For another employee the deaths of our soldiers brought up memories of his own war experiences and he felt he needed to stay alert, could not allow himself to rest, worried that he would not know where to turn in time of imminent danger in contrast to what he felt was his less than satisfactory performance as a soldier. Finding a metaphor for the fear in his chest, using EMDR, we were able to soften the image, thereby connecting him to a source of inner strength upon which he felt he could rely.
A sharp fissure between life before the war and life after the war troubled another employee. He had never felt such fear before and was more worried about his children than about himself. Breathing exercises and teaching him Tom Cloyd’s safe place meditation, together with EMDR, provided him with a way to cope. He knows he will need time after the war to learn to trust again that he can leave his children at home alone.
Another employee finds herself constantly tired because she can’t sleep properly. We discussed setting up a safe spot in her house where she would feel more protected in the event of a surprise missile attack in the middle of the night.
Interestingly, some of the workers I was recommended to see seemed to be coping quite well. They were happy to talk with me and appreciated the concern, but did not seem to be in great distress. It seems what was most difficult was the emotional exhaustion and nobody had enough rest. Many were bothered by phone calls even late at night at home, but took their responsible too seriously to turn off their phones. Also interesting is where this war is touching everyone so differently – some are learning lessons about themselves and others are learning lessons about their co-workers and fellow citizens. Not all these lessons about life are happy ones.
Sunday August 13
I arrived home at 21:30 Friday night and it seems I have been sleeping off and on ever since. Yesterday we were lucky to have only two sirens in Haifa but in the past hour this morning, there have already been five. Missiles landed in Haifa and other places farther north. My heart sunk to learn that one person was killed in Shlomi. The skies are silent. I can’t hear any planes on the way north to blast the launching sites. What does this silence mean?
Thinking that the missile threat might end tomorrow lifted my spirits and I could hear it in the voices of those I asked in Ma’alot if they feel they need my help this week. We’ll talk tomorrow, they said, and see what is happening. And then came five sirens soundings. My body feels hot now, I am alert and my previous exhaustion has lifted, at least apparently; I can feel it just under the surface, just out of reach.

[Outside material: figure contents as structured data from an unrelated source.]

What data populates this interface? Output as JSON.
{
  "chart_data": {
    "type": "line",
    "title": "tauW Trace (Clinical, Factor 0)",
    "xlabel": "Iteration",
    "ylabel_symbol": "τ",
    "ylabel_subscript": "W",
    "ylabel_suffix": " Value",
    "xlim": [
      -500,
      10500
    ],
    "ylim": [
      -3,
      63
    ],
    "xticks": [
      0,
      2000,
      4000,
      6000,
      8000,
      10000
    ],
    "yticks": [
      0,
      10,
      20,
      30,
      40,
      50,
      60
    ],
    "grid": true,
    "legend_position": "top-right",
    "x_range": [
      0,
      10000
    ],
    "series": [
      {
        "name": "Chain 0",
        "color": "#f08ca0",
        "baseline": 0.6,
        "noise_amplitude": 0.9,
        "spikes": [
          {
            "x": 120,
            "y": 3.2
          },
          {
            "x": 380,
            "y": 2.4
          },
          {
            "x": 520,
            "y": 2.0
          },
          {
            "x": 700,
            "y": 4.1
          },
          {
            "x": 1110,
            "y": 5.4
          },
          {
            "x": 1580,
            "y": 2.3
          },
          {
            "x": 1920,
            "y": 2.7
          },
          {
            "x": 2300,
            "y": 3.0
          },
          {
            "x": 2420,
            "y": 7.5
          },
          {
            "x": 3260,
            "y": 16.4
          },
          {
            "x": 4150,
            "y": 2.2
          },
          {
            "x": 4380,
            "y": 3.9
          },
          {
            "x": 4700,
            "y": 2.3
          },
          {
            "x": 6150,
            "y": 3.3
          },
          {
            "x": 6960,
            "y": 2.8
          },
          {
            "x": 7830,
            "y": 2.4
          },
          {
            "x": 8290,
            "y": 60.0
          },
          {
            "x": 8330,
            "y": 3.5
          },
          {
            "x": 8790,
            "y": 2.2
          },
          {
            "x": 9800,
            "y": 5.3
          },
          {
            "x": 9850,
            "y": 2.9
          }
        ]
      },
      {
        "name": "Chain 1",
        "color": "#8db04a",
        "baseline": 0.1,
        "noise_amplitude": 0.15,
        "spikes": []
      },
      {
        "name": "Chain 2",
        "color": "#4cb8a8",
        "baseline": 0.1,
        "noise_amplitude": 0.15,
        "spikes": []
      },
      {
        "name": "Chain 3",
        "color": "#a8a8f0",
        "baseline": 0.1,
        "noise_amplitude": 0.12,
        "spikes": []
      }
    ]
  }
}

This makes me wonder about the difference between volunteers who come from other parts of the country and those, like me, who come from areas under threat. Some shelter residents were amused when I said I’m from Haifa, asking why someone from one place under threat would come to another and at the same time, there was a sense of common destiny. We would compare frequency of missile attacks and the differences in the types of rockets launched.
I am tired and resting at home does not give me the refreshment I really need. This is semi-rest, on-alert rest. I could see the difference in how it was for me to volunteer in the shelters and how it was for those who came in from farther away. I was impressed with their energy, an energy I couldn’t summon up. Working individually in private quarters with municipal employees, a more focussed kind of work is quite suited to my current energy level.
There! I just got a call. I am needed by a family from Ma’alot who are staying in Haifa to be near a loved one, an injured soldier from the frontlines. So I get to use the siren-generated adrenalin before it wears off.